Summary: The thesis of The Sacrament of Evangelism is that evangelism is a sacrament (i.e., filled with the presence of God) and should be part of the daily lives of all Christians. Evangelism isn’t optional, only done by super spiritual people or left to those called to the ministry. Rather “Christians out to plant God’s flag wherever they are called, using the unique opportunities and relationships He provides”. The book is targeted to those new to evangelism who need encouragement and basic direction at the high school or early college level. It has four sections that cover the God’s requirement of evangelism, God’s love expressed in evangelism, connecting with others at their point of need to engage in evangelism and reproducing evangelists. It’s sprinkled with examples of evangelism from the two authors and generally limited to their experiences.

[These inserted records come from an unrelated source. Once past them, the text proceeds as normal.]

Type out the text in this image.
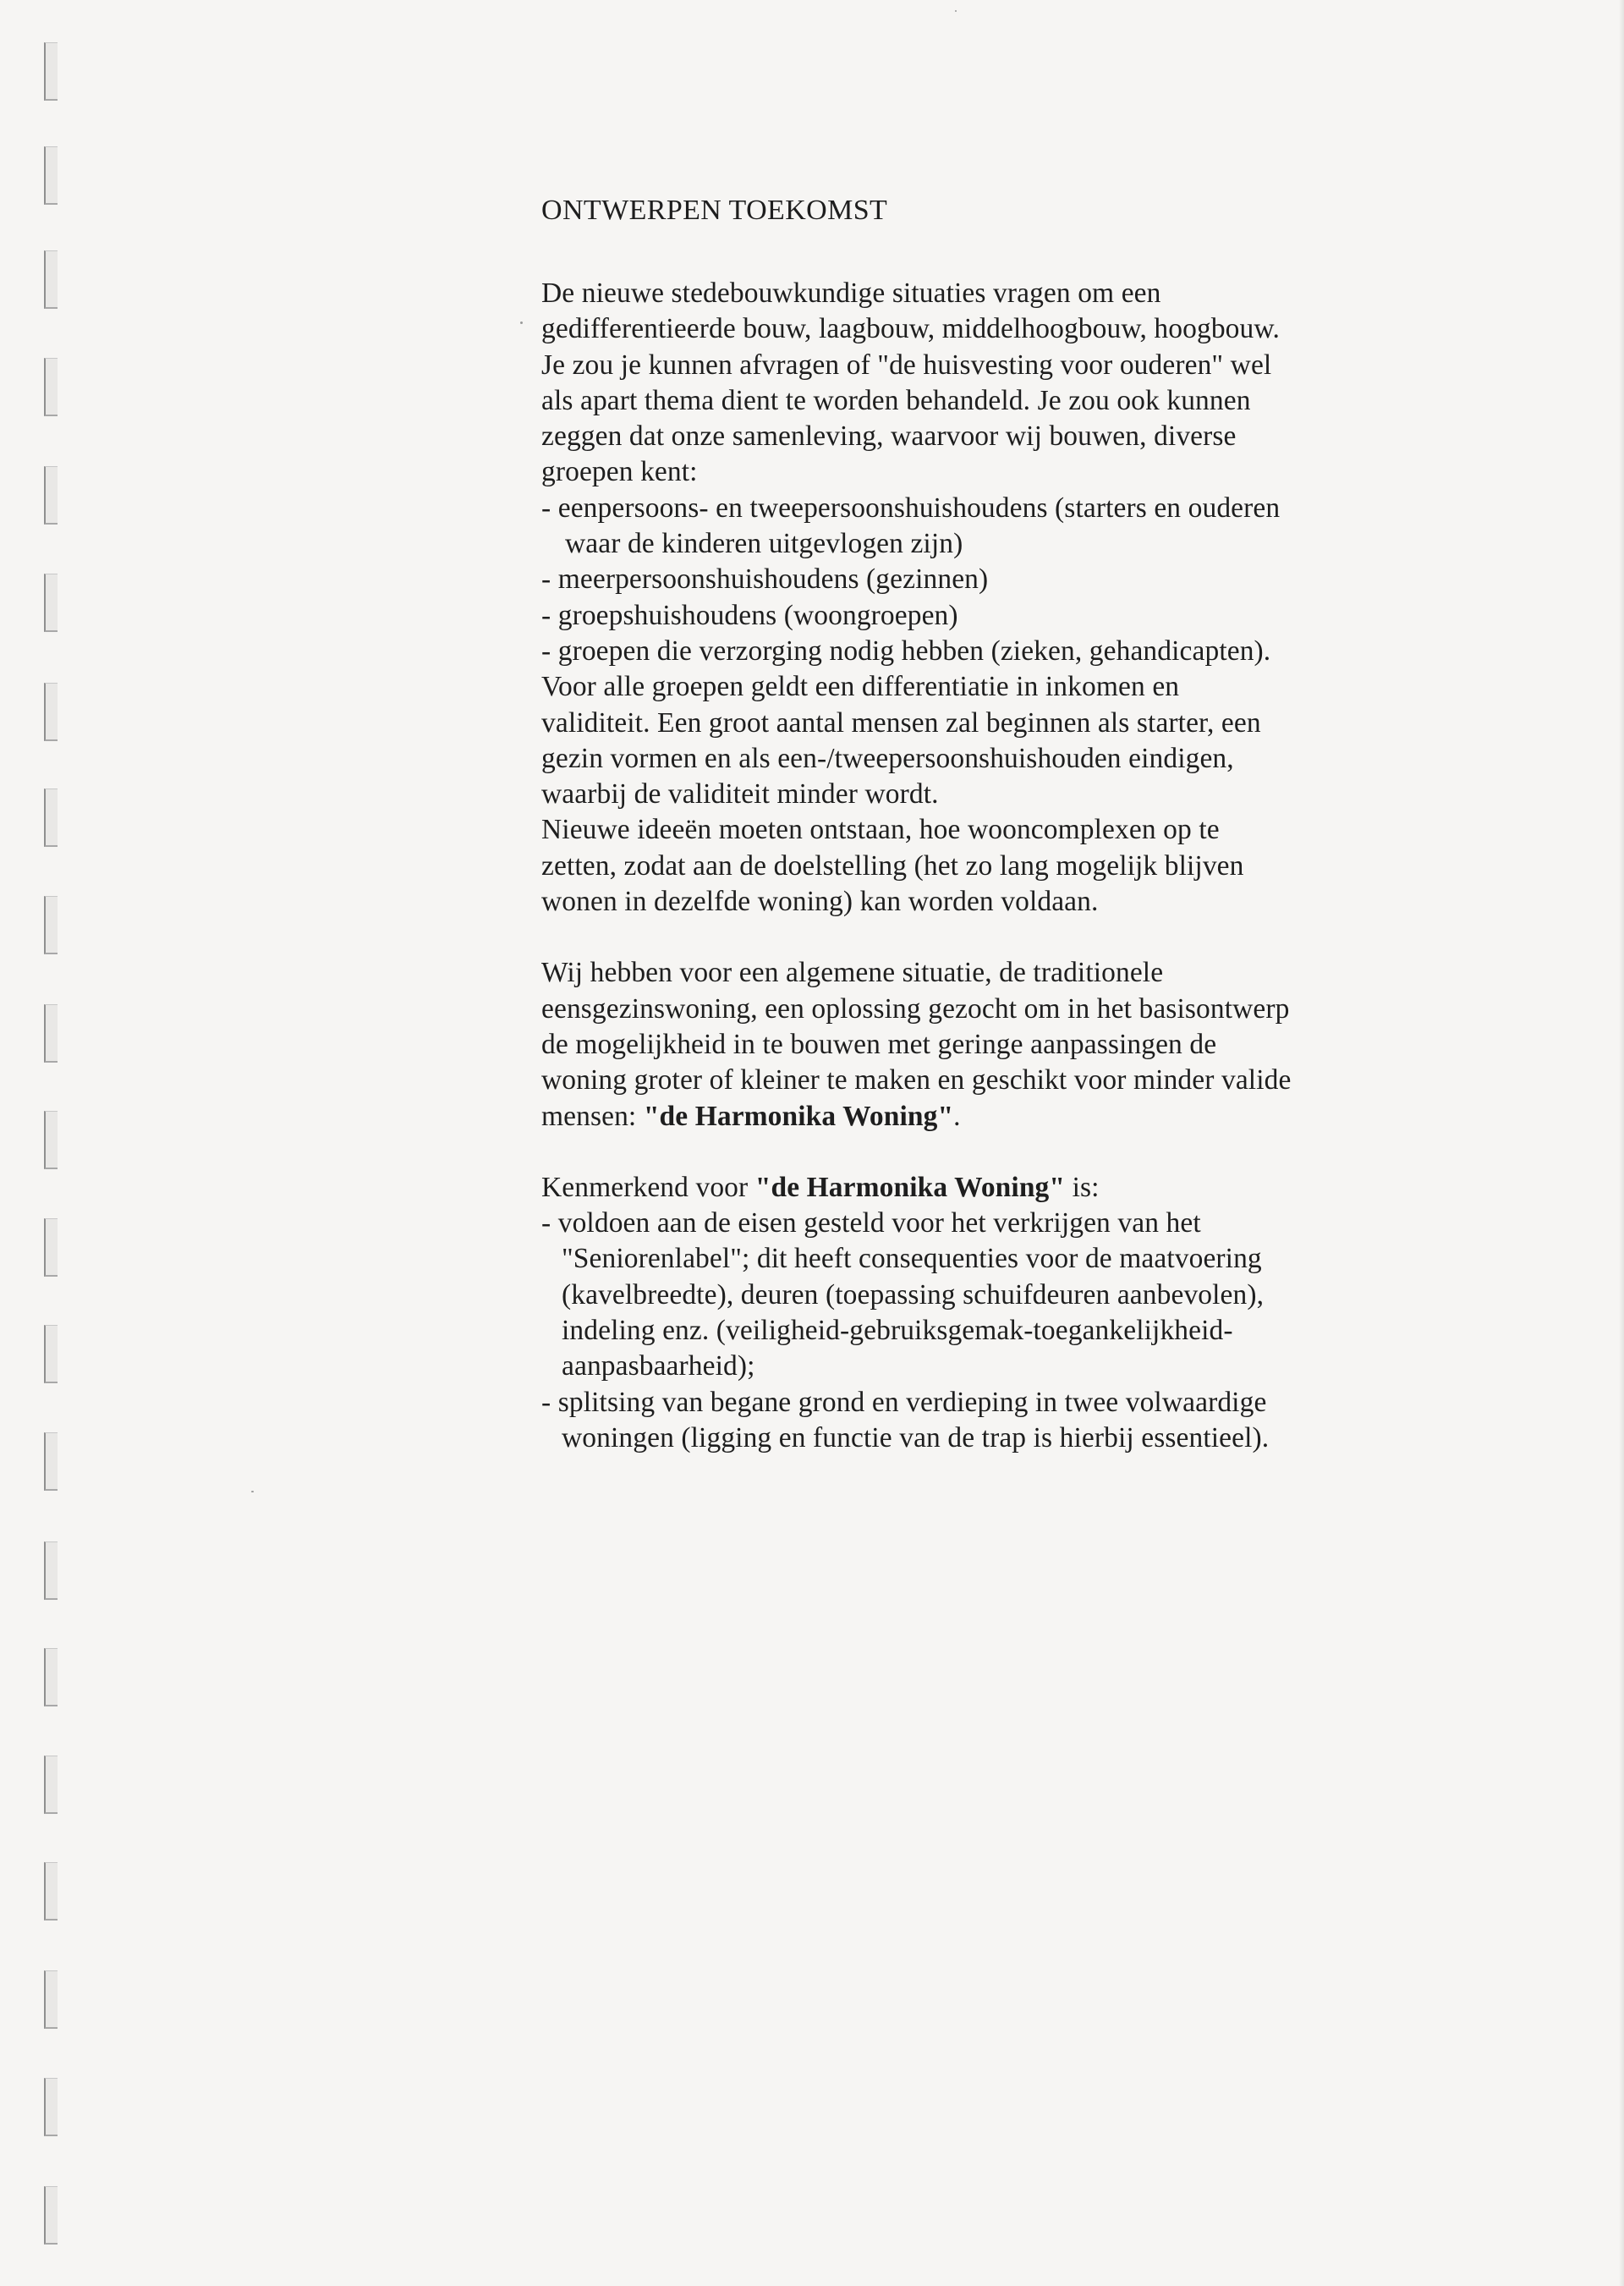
ONTWERPEN TOEKOMST
De nieuwe stedebouwkundige situaties vragen om een
gedifferentieerde bouw, laagbouw, middelhoogbouw, hoogbouw.
Je zou je kunnen afvragen of "de huisvesting voor ouderen" wel
als apart thema dient te worden behandeld. Je zou ook kunnen
zeggen dat onze samenleving, waarvoor wij bouwen, diverse
groepen kent:
- eenpersoons- en tweepersoonshuishoudens (starters en ouderen
waar de kinderen uitgevlogen zijn)
- meerpersoonshuishoudens (gezinnen)
- groepshuishoudens (woongroepen)
- groepen die verzorging nodig hebben (zieken, gehandicapten).
Voor alle groepen geldt een differentiatie in inkomen en
validiteit. Een groot aantal mensen zal beginnen als starter, een
gezin vormen en als een-/tweepersoonshuishouden eindigen,
waarbij de validiteit minder wordt.
Nieuwe ideeën moeten ontstaan, hoe wooncomplexen op te
zetten, zodat aan de doelstelling (het zo lang mogelijk blijven
wonen in dezelfde woning) kan worden voldaan.
Wij hebben voor een algemene situatie, de traditionele
eensgezinswoning, een oplossing gezocht om in het basisontwerp
de mogelijkheid in te bouwen met geringe aanpassingen de
woning groter of kleiner te maken en geschikt voor minder valide
mensen: "de Harmonika Woning".
Kenmerkend voor "de Harmonika Woning" is:
- voldoen aan de eisen gesteld voor het verkrijgen van het
"Seniorenlabel"; dit heeft consequenties voor de maatvoering
(kavelbreedte), deuren (toepassing schuifdeuren aanbevolen),
indeling enz. (veiligheid-gebruiksgemak-toegankelijkheid-
aanpasbaarheid);
- splitsing van begane grond en verdieping in twee volwaardige
woningen (ligging en functie van de trap is hierbij essentieel).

Assessment: It’s not a bad book, but it’s not really a great one either. The authors didn’t seem to know what they wanted the book to be about. It’s a mile wide and an inch deep with a mixture of examples of how to do evangelism, quotes from secular philosophers that show identify the longings of humanity, a very basic introduction to theology and encouragement that anyone can (and must) call others to God through the Gospel. None of them were necessarily bad, but I was hoping for something deeper.

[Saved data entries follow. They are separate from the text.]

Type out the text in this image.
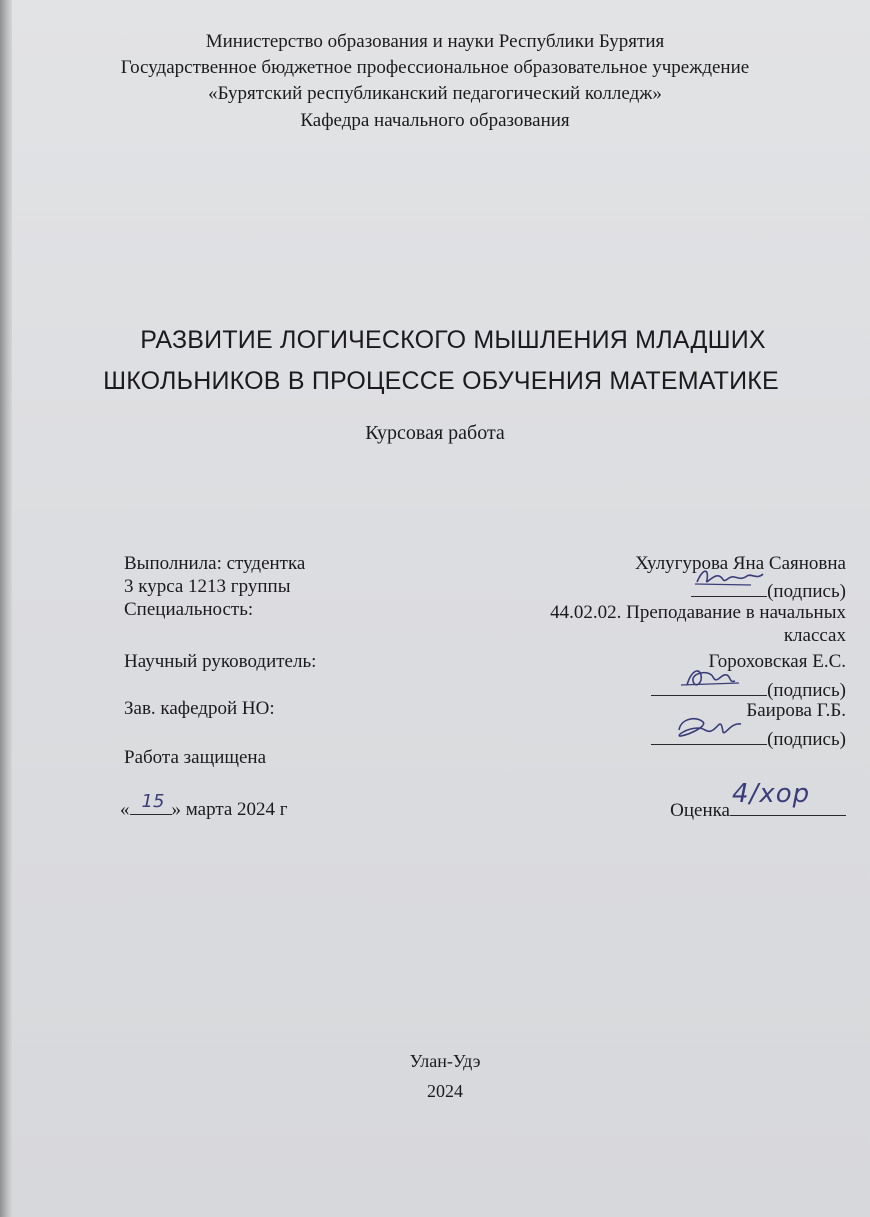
Министерство образования и науки Республики Бурятия
Государственное бюджетное профессиональное образовательное учреждение
«Бурятский республиканский педагогический колледж»
Кафедра начального образования
РАЗВИТИЕ ЛОГИЧЕСКОГО МЫШЛЕНИЯ МЛАДШИХ
ШКОЛЬНИКОВ В ПРОЦЕССЕ ОБУЧЕНИЯ МАТЕМАТИКЕ
Курсовая работа
Выполнила: студентка
3 курса 1213 группы
Специальность:
Научный руководитель:
Зав. кафедрой НО:
Работа защищена
« 15 » марта 2024 г
Хулугурова Яна Саяновна
(подпись)
44.02.02. Преподавание в начальных
классах
Гороховская Е.С.
(подпись)
Баирова Г.Б.
(подпись)
Оценка
4/хор
Улан-Удэ
2024
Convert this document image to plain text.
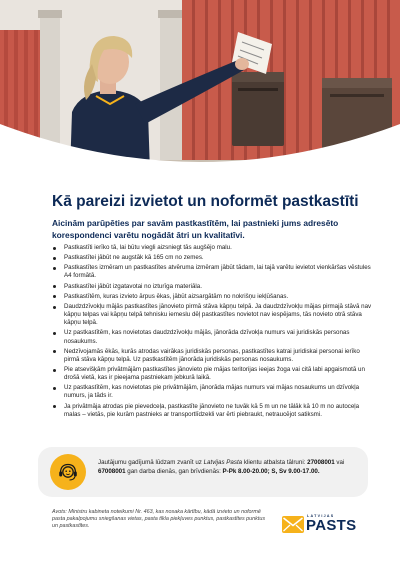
Kā pareizi izvietot un noformēt pastkastīti

Aicinām parūpēties par savām pastkastītēm, lai pastnieki jums adresēto korespondenci varētu nogādāt ātri un kvalitatīvi.

Pastkastīti ierīko tā, lai būtu viegli aizsniegt tās augšējo malu.
Pastkastītei jābūt ne augstāk kā 165 cm no zemes.
Pastkastītes izmēram un pastkastītes atvēruma izmēram jābūt tādam, lai tajā varētu ievietot vienkāršas vēstules A4 formātā.
Pastkastītei jābūt izgatavotai no izturīga materiāla.
Pastkastītēm, kuras izvieto ārpus ēkas, jābūt aizsargātām no nokrišņu iekļūšanas.
Daudzdzīvokļu mājās pastkastītes jānovieto pirmā stāva kāpņu telpā. Ja daudzdzīvokļu mājas pirmajā stāvā nav kāpņu telpas vai kāpņu telpā tehnisku iemeslu dēļ pastkastītes novietot nav iespējams, tās novieto otrā stāva kāpņu telpā.
Uz pastkastītēm, kas novietotas daudzdzīvokļu mājās, jānorāda dzīvokļa numurs vai juridiskās personas nosaukums.
Nedzīvojamās ēkās, kurās atrodas vairākas juridiskās personas, pastkastītes katrai juridiskai personai ierīko pirmā stāva kāpņu telpā. Uz pastkastītēm jānorāda juridiskās personas nosaukums.
Pie atsevišķām privātmājām pastkastītes jānovieto pie mājas teritorijas ieejas žoga vai citā labi apgaismotā un drošā vietā, kas ir pieejama pastniekam jebkurā laikā.
Uz pastkastītēm, kas novietotas pie privātmājām, jānorāda mājas numurs vai mājas nosaukums un dzīvokļa numurs, ja tāds ir.
Ja privātmāja atrodas pie pievedceļa, pastkastīte jānovieto ne tuvāk kā 5 m un ne tālāk kā 10 m no autoceļa malas – vietās, pie kurām pastnieks ar transportlīdzekli var ērti piebraukt, netraucējot satiksmi.

Jautājumu gadījumā lūdzam zvanīt uz Latvijas Pasta klientu atbalsta tālruni: 27008001 vai 67008001 gan darba dienās, gan brīvdienās: P-Pk 8.00-20.00; S, Sv 9.00-17.00.

Avots: Ministru kabineta noteikumi Nr. 463, kas nosaka kārtību, kādā izvieto un noformē pasta pakalpojumu sniegšanas vietas, pasta tīkla piekļuves punktus, pastkastītes punktus un pastkastītes.

LATVIJAS
PASTS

My favorite chapter was titled “Points of Connection.” It provided helpful guidance on how to relate to other and move beyond small topic to conversations of more substance that could ultimately lead to a discussion about our need for God. The book is also designed with short chapters and study group questions after each, which make it a useful tool for small group discussions on the topic of evangelism.
Note: This book was provided to me by Moody Press in exchange for an unbiased review.